Atticus had to leave for two weeks for business and so Calpurnia was looking after us. 

Calpurnia took us to Church with her. 

“I don’t want anybody sayin’ I don’t look after my children,” she muttered.  “Mister Jem, you absolutely can’t wear that tie with that suit.  It’s green.”

Calpurnia took us to First Purchase African M.E. Church.  It was called First Purchase because it was paid for from the first earnings  of freed slaves.  Negroes worshipped  in it on Sundays and white men gambled  in it on weekdays.

As we entered the churchyard, the men stepped back and took off their hats and the women crossed their arms at their wrists.  They made a pathway for us.  A woman’s voice came from behind us, “What you up to, Miss Cal?”

“What you want, Lula?” she asked in a tone I had never heard.

“I wants to know why you bringin’ white chillun to a n****r church.”

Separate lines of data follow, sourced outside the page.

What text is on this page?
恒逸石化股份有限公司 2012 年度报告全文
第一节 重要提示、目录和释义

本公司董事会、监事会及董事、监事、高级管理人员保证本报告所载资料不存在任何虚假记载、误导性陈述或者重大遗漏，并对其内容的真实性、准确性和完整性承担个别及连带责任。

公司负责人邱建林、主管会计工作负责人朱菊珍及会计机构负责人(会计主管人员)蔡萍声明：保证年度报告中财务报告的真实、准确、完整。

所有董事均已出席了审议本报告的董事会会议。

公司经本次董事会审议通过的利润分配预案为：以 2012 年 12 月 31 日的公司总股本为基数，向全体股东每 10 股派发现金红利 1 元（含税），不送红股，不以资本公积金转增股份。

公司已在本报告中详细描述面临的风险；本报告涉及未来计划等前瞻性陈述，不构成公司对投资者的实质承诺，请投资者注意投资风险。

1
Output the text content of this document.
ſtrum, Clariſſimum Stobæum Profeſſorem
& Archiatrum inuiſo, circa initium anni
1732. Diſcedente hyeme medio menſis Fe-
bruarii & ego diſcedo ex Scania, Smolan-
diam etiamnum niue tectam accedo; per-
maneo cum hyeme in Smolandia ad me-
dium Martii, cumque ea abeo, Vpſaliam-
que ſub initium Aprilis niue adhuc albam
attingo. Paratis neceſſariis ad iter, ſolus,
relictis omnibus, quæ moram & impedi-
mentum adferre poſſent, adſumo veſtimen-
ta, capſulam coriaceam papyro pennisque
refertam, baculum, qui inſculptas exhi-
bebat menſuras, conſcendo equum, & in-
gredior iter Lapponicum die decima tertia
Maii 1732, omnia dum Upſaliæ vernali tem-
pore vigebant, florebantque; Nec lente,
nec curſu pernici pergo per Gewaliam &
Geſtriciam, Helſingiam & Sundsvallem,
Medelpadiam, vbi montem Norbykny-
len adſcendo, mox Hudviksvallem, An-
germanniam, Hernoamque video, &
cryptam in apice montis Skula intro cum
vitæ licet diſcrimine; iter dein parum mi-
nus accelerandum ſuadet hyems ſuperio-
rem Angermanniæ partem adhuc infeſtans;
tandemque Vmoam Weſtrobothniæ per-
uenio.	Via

“They’s my comp’ny,” said Calpurnia.  Again I thought her voice was strange: she was talking like the rest of them.

“Yeah, an’ I reckon you’s comp’ny at the Finch house durin’ the week.”

Don’t you fret ,” Calpurnia whispered to me and then said to Lula, “Stop right there, n****r.”

Lula stopped and said, “You ain’t got no business bringing’ white chillun here – they got their church, we got our’n.  It is our church, ain’t it, Miss Cal?”